In the first experts’ round table we can already see the scope of the Council: concrete solutions for concrete problems (upcycling constructions rests, recuperation of ecosystems, better ways to produce and store renewable energy, etc.). But there is also an unexpected element in the panel: it is the presence of Prof. Welzer. He is not focusing on such practical solutions; he is thinking much further… (To find out more about Prof. Welzer’s work, see other blog post).

After a lunch break and a meeting with the brilliant Monica Arraya – a global expert in Climate Change who is now building in Costa Rica a dialogue platform to help to society to take sustainable decisions, after many years working in London – we went back to the auditorium to listen to Angela Merkel.

Merkel is one of the politicians I follow with great interest. Maybe because I “knew” her much before she was the “Kanzlerin” maybe because she is a physicist like me, maybe because of her surprising biography, because she is a woman and she obviously does not belong to the “capitalist male” club, or just because she is now the most popular politician in Germany in decades, clearly engaged for sustainable development and peace, in a conservative party.

She spoke to us for almost one hour.
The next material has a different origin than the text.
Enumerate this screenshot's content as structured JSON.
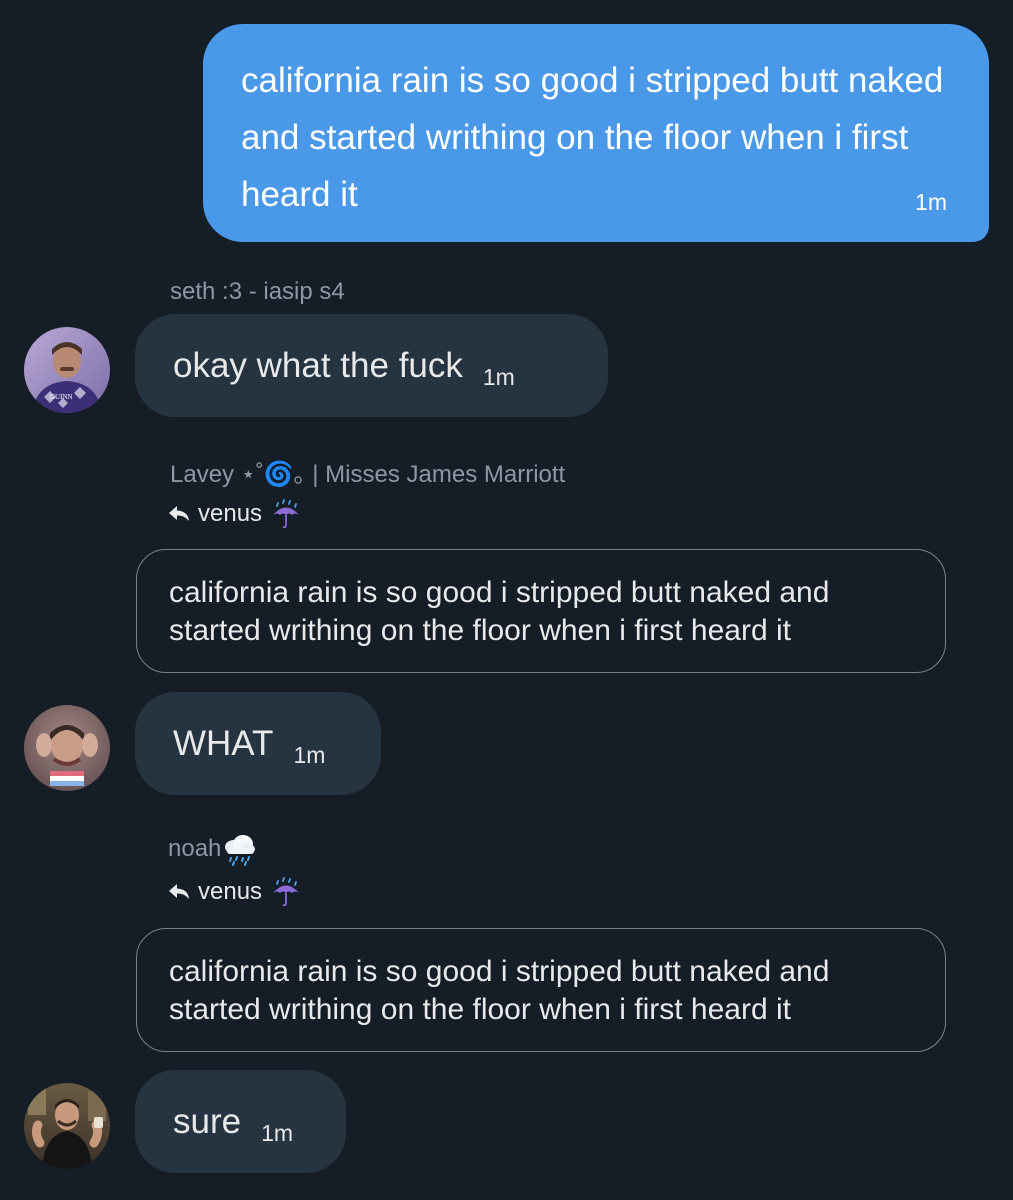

She touched on all the critical and difficult points on the sustainability agenda:

  • the importance of the transition to a clean energy matrix and the challenges this decision brings as the entire world, including China, is observing the German model and how other countries have to adapt;
  • the development of a sustainable model for 9 billion people and the German contribution to it;
  • the future of Europe or how to build a rich, democratic, socially and environmentally fair Europe;
  • about transparency and corruption;
  • building peace, etc.

The huge auditorium was very silent. She is quite charismatic. But then a child started screaming, making many people feel a bit uncomfortable, particularly the mom, until Frau Dr. Merkel joked “I knew I would have total support of the next generation!” And we could all laugh together.

She left in me the impression of a well prepared, alert and intelligent politician, with a very good sense of humor and who really enjoys what she is doing.